My son will be starting shidduchim sometime next year. While we are aware that looks and appearance are second to middos, I would like him to get Invisalign/braces to better enhance his features. Our dentist never felt that he needed braces, and though he has a beautiful smile, and his teeth are all straight, I want to correct some of his open spaces. My son, on the other hand, doesn’t feel that cosmetic dentistry is necessary. Is it a benefit or is it overkill?
Thank you in advance.
With respect to the question that has been presented – taken in its most literal form – in my experience, it is not at all uncommon for single men or women entering shidduchim to brook some form of oral modification for the sake of their imminent calling. Indeed, it is quite normal for any person, at any stage of life, to have an interest in enhancing their visage. And for many, cosmetic dentistry is a low-risk, high-reward opportunity to do so, and one that has become relatively affordable and accessible in recent years. Thus, ignoring any textural context, I would think it fair to say that investing in Invisalign or braces is a far cry from overindulgence, and conceivably carries a quantifiable degree of value.
However, it appears to me that the truly salient and germane question here, and the one that I believe is in greater need of attention, is somewhat more personal in nature, and is not contingent on the comparatively categorical concern of whether or not braces-for-dating is a good or bad idea, in its own right. That is, how hard should a parent press this kind of issue when their son or daughter is not particularly interested in the proceedings? And with respect to this question, I would like to offer three points that seem to me to be worthy of c0nsideration.
First and foremost, when someone is perfectly comfortable with their lineaments, there is a thin line between suggestions which come off as earnest advisements for improvement, and those that land as insinuations which are both insulting and demeaning.

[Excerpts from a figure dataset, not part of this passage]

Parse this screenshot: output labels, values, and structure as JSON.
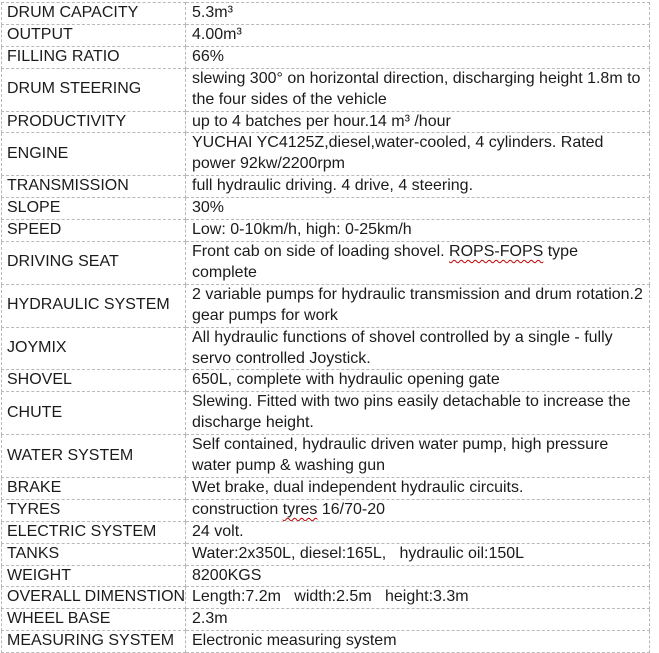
{
  "colors": {
    "border": "#b9b9b9",
    "text": "#1b1b1b",
    "misspell": "#c00000",
    "background": "#ffffff"
  },
  "table": {
    "rows": [
      {
        "label": "DRUM CAPACITY",
        "value": [
          {
            "t": "5.3m³"
          }
        ]
      },
      {
        "label": "OUTPUT",
        "value": [
          {
            "t": "4.00m³"
          }
        ]
      },
      {
        "label": "FILLING RATIO",
        "value": [
          {
            "t": "66%"
          }
        ]
      },
      {
        "label": "DRUM STEERING",
        "value": [
          {
            "t": "slewing 300° on horizontal direction, discharging height 1.8m to the four sides of the vehicle"
          }
        ]
      },
      {
        "label": "PRODUCTIVITY",
        "value": [
          {
            "t": "up to 4 batches per hour.14 m³ /hour"
          }
        ]
      },
      {
        "label": "ENGINE",
        "value": [
          {
            "t": "YUCHAI YC4125Z,diesel,water-cooled, 4 cylinders. Rated power 92kw/2200rpm"
          }
        ]
      },
      {
        "label": "TRANSMISSION",
        "value": [
          {
            "t": "full hydraulic driving. 4 drive, 4 steering."
          }
        ]
      },
      {
        "label": "SLOPE",
        "value": [
          {
            "t": "30%"
          }
        ]
      },
      {
        "label": "SPEED",
        "value": [
          {
            "t": "Low: 0-10km/h, high: 0-25km/h"
          }
        ]
      },
      {
        "label": "DRIVING SEAT",
        "value": [
          {
            "t": "Front cab on side of loading shovel. "
          },
          {
            "t": "ROPS-FOPS",
            "misspelled": true
          },
          {
            "t": " type complete"
          }
        ]
      },
      {
        "label": "HYDRAULIC SYSTEM",
        "value": [
          {
            "t": "2 variable pumps for hydraulic transmission and drum rotation.2 gear pumps for work"
          }
        ]
      },
      {
        "label": "JOYMIX",
        "value": [
          {
            "t": "All hydraulic functions of shovel controlled by a single - fully servo controlled Joystick."
          }
        ]
      },
      {
        "label": "SHOVEL",
        "value": [
          {
            "t": "650L, complete with hydraulic opening gate"
          }
        ]
      },
      {
        "label": "CHUTE",
        "value": [
          {
            "t": "Slewing. Fitted with two pins easily detachable to increase the discharge height."
          }
        ]
      },
      {
        "label": "WATER SYSTEM",
        "value": [
          {
            "t": "Self contained, hydraulic driven water pump, high pressure water pump & washing gun"
          }
        ]
      },
      {
        "label": "BRAKE",
        "value": [
          {
            "t": "Wet brake, dual independent hydraulic circuits."
          }
        ]
      },
      {
        "label": "TYRES",
        "value": [
          {
            "t": "construction "
          },
          {
            "t": "tyres",
            "misspelled": true
          },
          {
            "t": " 16/70-20"
          }
        ]
      },
      {
        "label": "ELECTRIC SYSTEM",
        "value": [
          {
            "t": "24 volt."
          }
        ]
      },
      {
        "label": "TANKS",
        "value": [
          {
            "t": "Water:2x350L, diesel:165L,   hydraulic oil:150L"
          }
        ]
      },
      {
        "label": "WEIGHT",
        "value": [
          {
            "t": "8200KGS"
          }
        ]
      },
      {
        "label": "OVERALL DIMENSTION",
        "value": [
          {
            "t": "Length:7.2m   width:2.5m   height:3.3m"
          }
        ]
      },
      {
        "label": "WHEEL BASE",
        "value": [
          {
            "t": "2.3m"
          }
        ]
      },
      {
        "label": "MEASURING SYSTEM",
        "value": [
          {
            "t": "Electronic measuring system"
          }
        ]
      }
    ]
  }
}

Moreover, when it is a parent proffering the proposal, it often becomes an exponentially more delicate and complex encounter, as it is generally one’s mother and father who are expected to be most readily relied upon for boosts to self-esteem and to supply healthy validation. Correspondingly, if the submission is sensed as being tendered with any measure of hostility, the dater may begin to experience an unpleasant case of the fantods.
Second, once a person reaches adulthood, their body is ultimately under their own auspices, and it is up to the one who would be undergoing the procedure to decide whether or not they are inclined to move forward. As such, when all is said and done, if someone declines under all conditions to take a seat in the dentist’s chair, there is not much anyone else can do about it. And if that is how it plays out, the only tangible product of the affair will be an unwinnable battle and two people who are resentful towards one another at a time when they sorely need to be united with each other.
Third – and I may be going be a bit out-of-bounds with this one – based only on the narrative provided, I am going to hazard a speculation that it is meaningful to you that one continually does their utmost to please those with whom one interacts. To be sure, such is an admirable trait, and can be quite the useful tool in navigating life’s challenges, when employed properly. However, it may not be a characteristic which one’s child shares to an equal extent – which is also absolutely fine. To each their own. Accordingly, your respective opinions on the import of impeccable teeth may not be entirely aligned.
Consequently, my recommendation would be to engage in a short series of dialogues. Step one would be an honest family conversation wherein both parties have an opening to fully expound on why they feel the way they do regarding this topic, and why it is important to them. This should be done as lightly as possible, and the goal of the discussion is not for either person to convince the other of the veracity of their claim, or even to achieve any conclusion at all, at that moment. Rather, it is solely meant to get all the cards on the table via affording each person the occasion to state their case, as politely, lucidly, and straightforwardly as possible. Step two would be for the dater to have a separate conversation with a rebbi or mentor, in order to absorb some outside perspective from someone who does not have any proximate biases one way or the other.
At that juncture, the dater will have gathered positions on the topic from multiple sources, and ought to be given reasonable time and space to mull the matter over. Once this has all taken place, it is the dater who should be making the final determination, and the course of action which they elect to be most suitable for their needs should be fully appreciated, respected, and upheld.
May the Podeh U’Matzeil swiftly satisfy for us all the brachos of Yaakov Aveinu: Chachlele einiyim miyayin, u’lven sheinayim meichalav.